There was a general consensus on the day that analytical decision making requires specialist skills.
Professor Geoff Webb, from the Faculty of Information Technology at Monash, told how he came to work with “one of Australia’s largest retailers” a few years ago. The retailer stored a year of purchase history data, he said, and wanted to find out “if someone buys lingerie, what else do they buy?”
They did some data mining, and discovered that people who buy lingerie also buy confectionery.
Emboldened, they went looking for more interesting correlations. People who buy women’s outerwear also buy confectionery. What about men? Yep, them too. In fact, 95 percent of all customers buy confectionery.
The organisation had successfully discovered something banal and obvious using expensive, complicated tools. “It was at that stage that they decided they needed some professional help,” said Prof. Webb.
“You can collect all the data, but unless you really know what questions you want to ask, it’s going to be pretty pointless,” said Greg Turner, program manager for multichannel at Coles.
Once you have the data, and people who know what they’re doing, “What they might predict,” said Prof. Webb, “is limited primarily by their imagination.”
The Department of Immigration and Border Protection primed their imaginations with a question, according to First Assistant Secretary Gavin McCairns: “How do you risk assess six million air arrivals annually?”
The department wanted to reduce this complexity down to a simple traffic light output of red, amber, or green. And they wanted to make those calculations in real time. It used the Open Source statistical language R to build a working prototype in just six weeks.
Walmart’s sophistication has extended to the point that the retailer is looking at machine learning systems to propose prices based on analysis. Again, the final price will depend on whether human beings agree with them.
Monash university researchers are testing a similar system to advise surgeons on the best locations for radiotherapy ‘pellets’ for treating prostate cancer. Humans still have the final say, but algorithms provide coldly rational advice.

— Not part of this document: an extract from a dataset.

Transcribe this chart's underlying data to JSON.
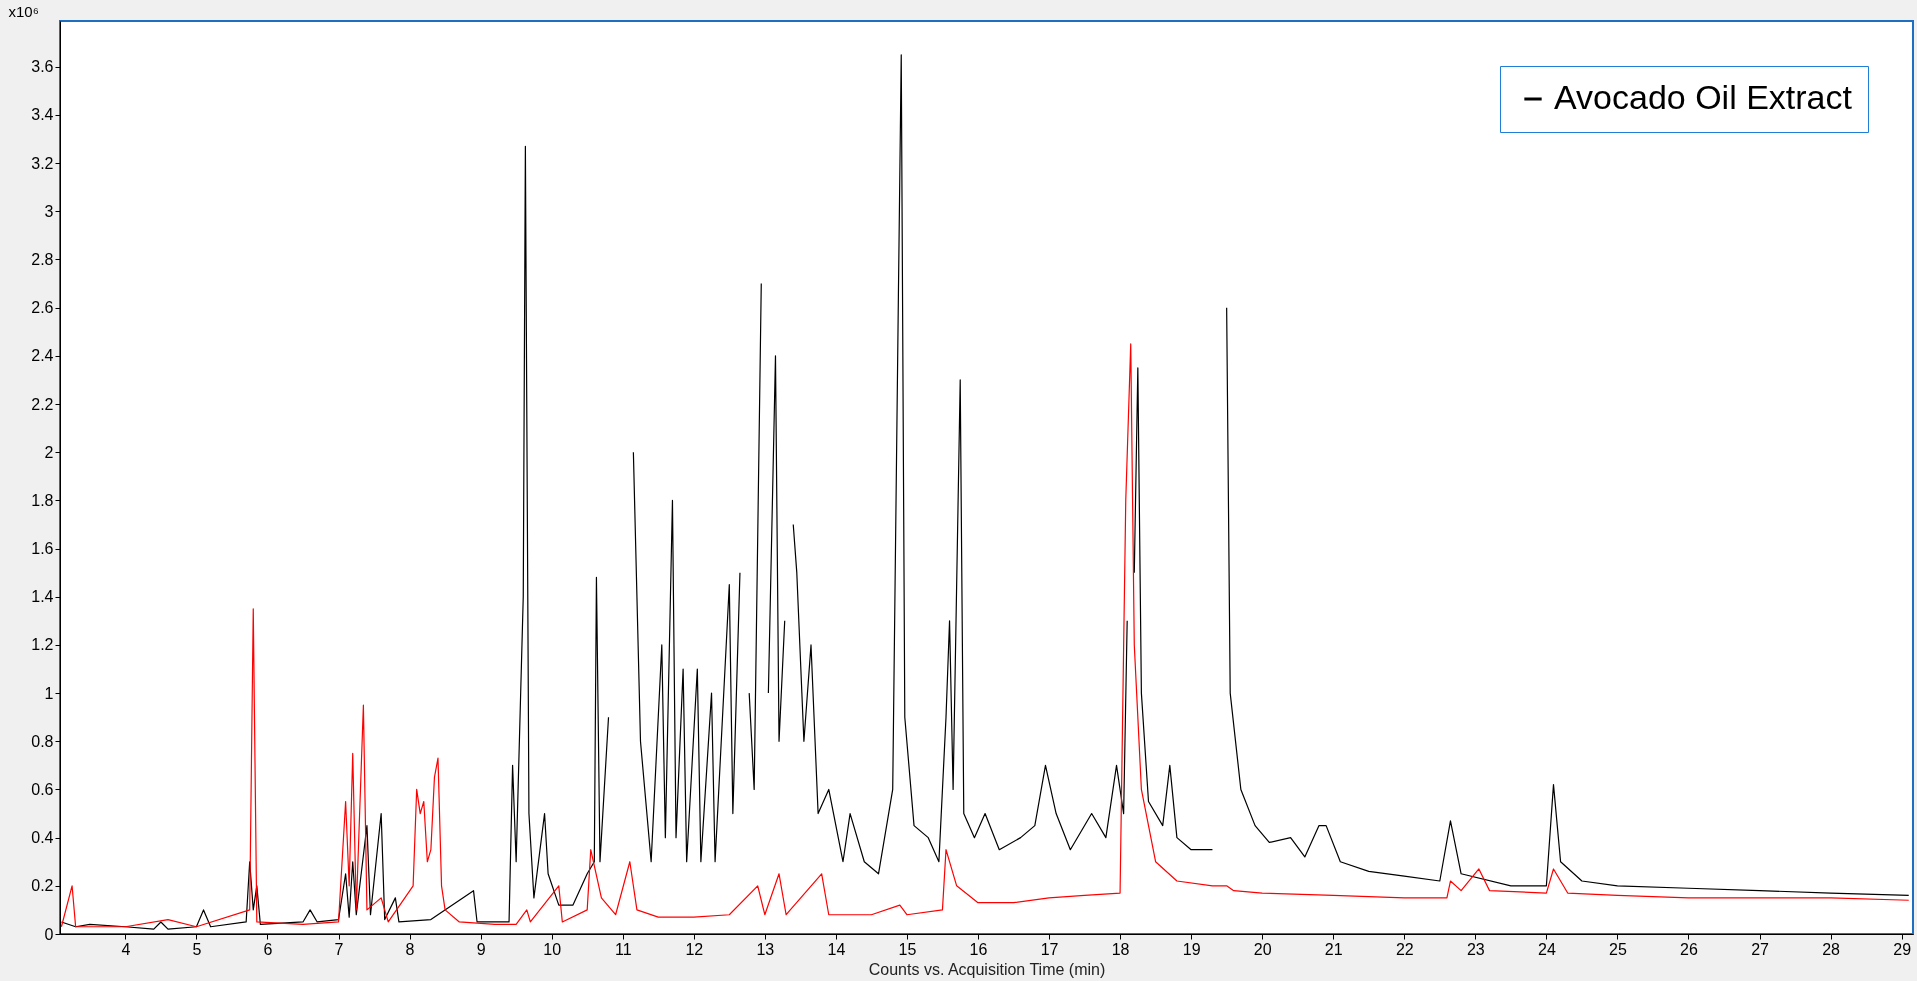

Good people is one thing, but there was strong agreement from all speakers that organisational culture is an important part of deriving business value from data analysis.
“You must have a safe-to-fail culture," said Patrick Eltridge, Chief Information Officer at Telstra.
“You’ve got to get to the point where you understand that the experimentation is the work. It’s not something you do before you do a business case to run a project to do the work.”
Eltridge cautioned about expecting instant results from a sudden interest in data and analytics.
“You can’t just dive into this space and get all of this for free, all at once, because a bunch of executive sponsors have read a couple of books. It’s a build-up of capability and culture and practice and learning that takes time.”
Correction: Originally the example at the start of this piece posited a scenario in which false negatives occured 25 percent of the time. For the answer to be 7.5, that number should have been 20. Kudos to the readers that did their sums and proved us wrong!